Psy wycofują się i wbijamy bezpośrednio w ruskich. Wielki rusek wali            mnie w twarz – padam. Ktoś kopie mnie w żebra, w głowę, w twarz, spadają na mnie imadła, młoty, kamienie, miliony ton, rąk, nóg. Nie czuję bólu – unoszę się na łokciach… Ktoś depcze mi po dłoni.

Jestem skuty z tyłu. Kominiarz kładzie mnie na masce radiowozu. Mówi: nie miotaj się, synek, bo se łapy połamiesz. Wypluwam zęba. Wiozą nas w suce. Śpiewamy: policja to stara kurwa…
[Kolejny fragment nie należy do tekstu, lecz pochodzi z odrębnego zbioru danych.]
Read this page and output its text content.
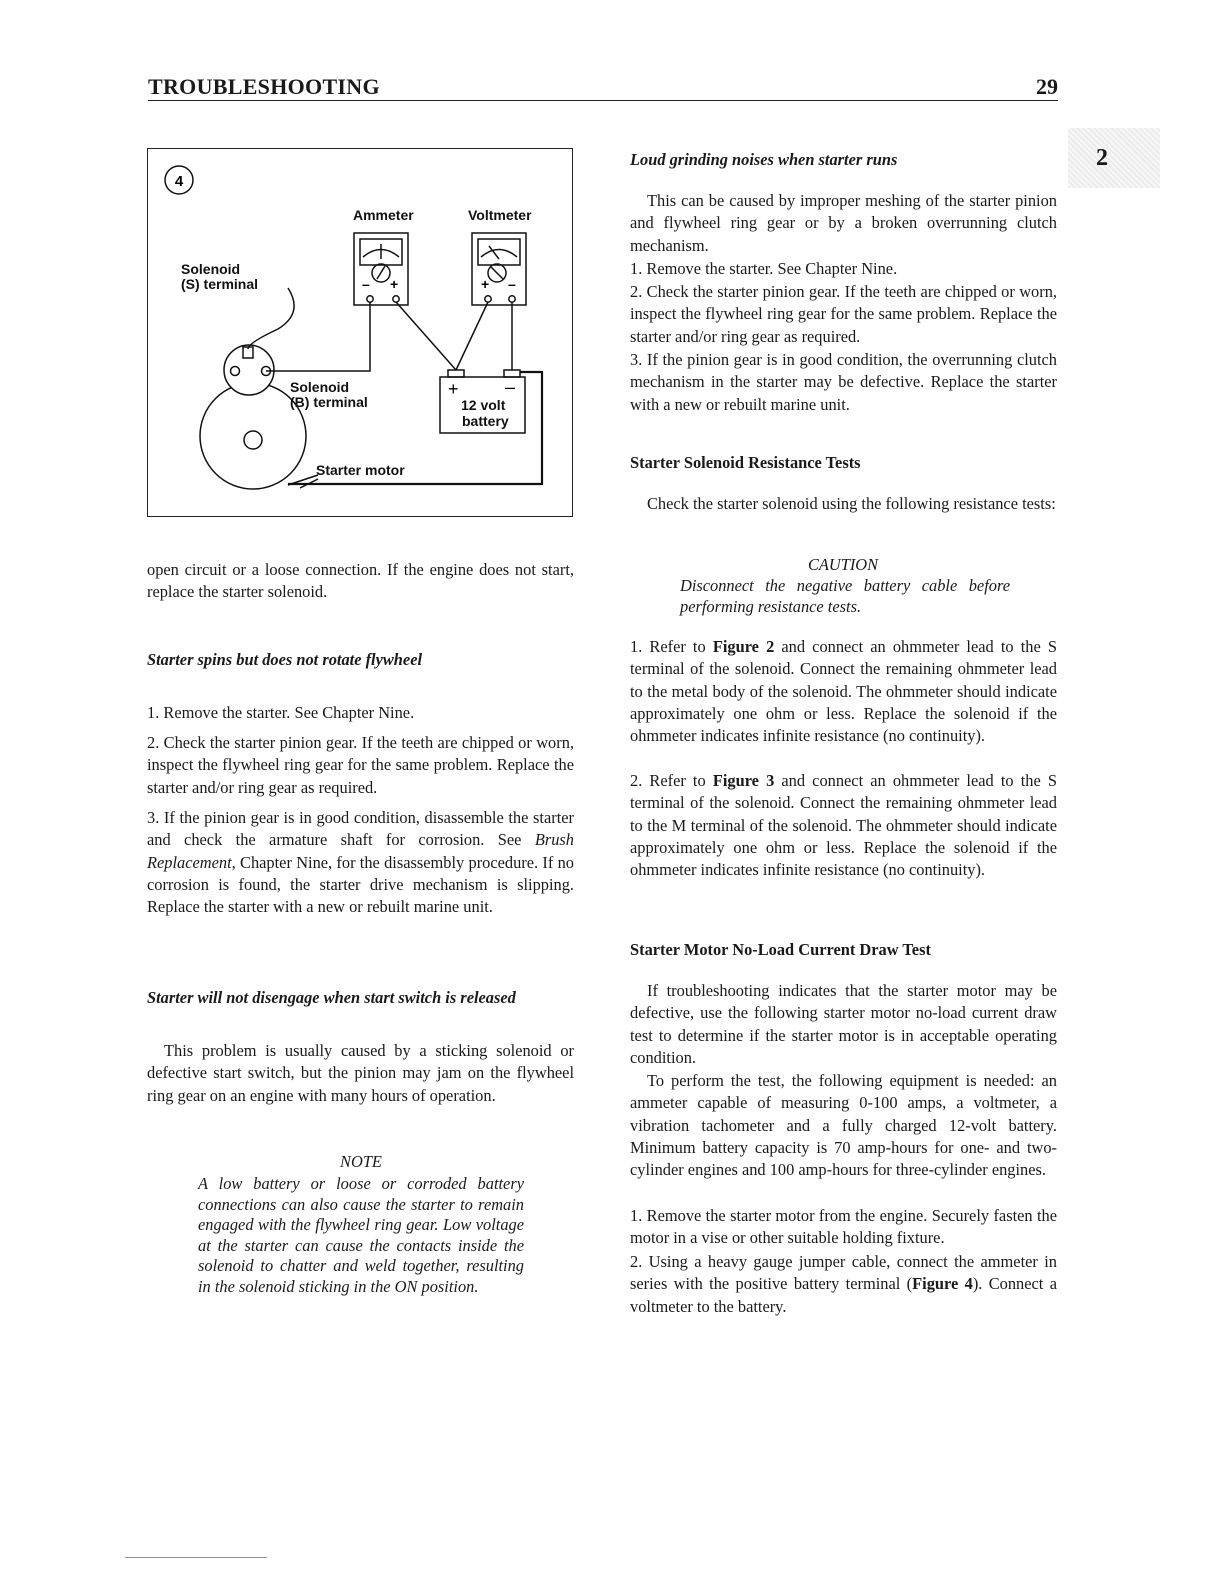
TROUBLESHOOTING	29
2
– +	+ –
+	–
4
Ammeter	Voltmeter
Solenoid
(S) terminal
Solenoid
(B) terminal	12 volt
battery
Starter motor
open circuit or a loose connection. If the engine does not start, replace the starter solenoid.
Starter spins but does not rotate flywheel
1. Remove the starter. See Chapter Nine.
2. Check the starter pinion gear. If the teeth are chipped or worn, inspect the flywheel ring gear for the same problem. Replace the starter and/or ring gear as required.
3. If the pinion gear is in good condition, disassemble the starter and check the armature shaft for corrosion. See Brush Replacement, Chapter Nine, for the disassembly procedure. If no corrosion is found, the starter drive mechanism is slipping. Replace the starter with a new or rebuilt marine unit.
Starter will not disengage when start switch is released
This problem is usually caused by a sticking solenoid or defective start switch, but the pinion may jam on the flywheel ring gear on an engine with many hours of operation.
NOTE
A low battery or loose or corroded battery connections can also cause the starter to remain engaged with the flywheel ring gear. Low voltage at the starter can cause the contacts inside the solenoid to chatter and weld together, resulting in the solenoid sticking in the ON position.
Loud grinding noises when starter runs
This can be caused by improper meshing of the starter pinion and flywheel ring gear or by a broken overrunning clutch mechanism.
1. Remove the starter. See Chapter Nine.
2. Check the starter pinion gear. If the teeth are chipped or worn, inspect the flywheel ring gear for the same problem. Replace the starter and/or ring gear as required.
3. If the pinion gear is in good condition, the overrunning clutch mechanism in the starter may be defective. Replace the starter with a new or rebuilt marine unit.
Starter Solenoid Resistance Tests
Check the starter solenoid using the following resistance tests:
CAUTION
Disconnect the negative battery cable before performing resistance tests.
1. Refer to Figure 2 and connect an ohmmeter lead to the S terminal of the solenoid. Connect the remaining ohmmeter lead to the metal body of the solenoid. The ohmmeter should indicate approximately one ohm or less. Replace the solenoid if the ohmmeter indicates infinite resistance (no continuity).
2. Refer to Figure 3 and connect an ohmmeter lead to the S terminal of the solenoid. Connect the remaining ohmmeter lead to the M terminal of the solenoid. The ohmmeter should indicate approximately one ohm or less. Replace the solenoid if the ohmmeter indicates infinite resistance (no continuity).
Starter Motor No-Load Current Draw Test
If troubleshooting indicates that the starter motor may be defective, use the following starter motor no-load current draw test to determine if the starter motor is in acceptable operating condition.
To perform the test, the following equipment is needed: an ammeter capable of measuring 0-100 amps, a voltmeter, a vibration tachometer and a fully charged 12-volt battery. Minimum battery capacity is 70 amp-hours for one- and two-cylinder engines and 100 amp-hours for three-cylinder engines.
1. Remove the starter motor from the engine. Securely fasten the motor in a vise or other suitable holding fixture.
2. Using a heavy gauge jumper cable, connect the ammeter in series with the positive battery terminal (Figure 4). Connect a voltmeter to the battery.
W komendzie prowadzą nas do piwnicy. Zbiorowa cela dla Polaków i druga dla kacapów. Pierwszy raz stawiam kasztana na oczach innych. W nocy nie mogę spać. Ktoś stęka, beka, pierdzi, mamrocze, chrapie. Śmierdzi skarpetami, pierdami, szczochami, pachami. Z boku na bok nie mogę się przewrócić – bolą mnie zęby, jaja, żebra. W końcu wrzeszczę w głąb pustego korytarza: otwórzcie to pierdolone okno! Rano biorą mnie na przesłuchanie. W korytarzu spotykam Drwala – trzęsie się, wystraszony, blady jak dupa. Pies mówi: twoi rodzice tu byli. Wymiotuję do kosza.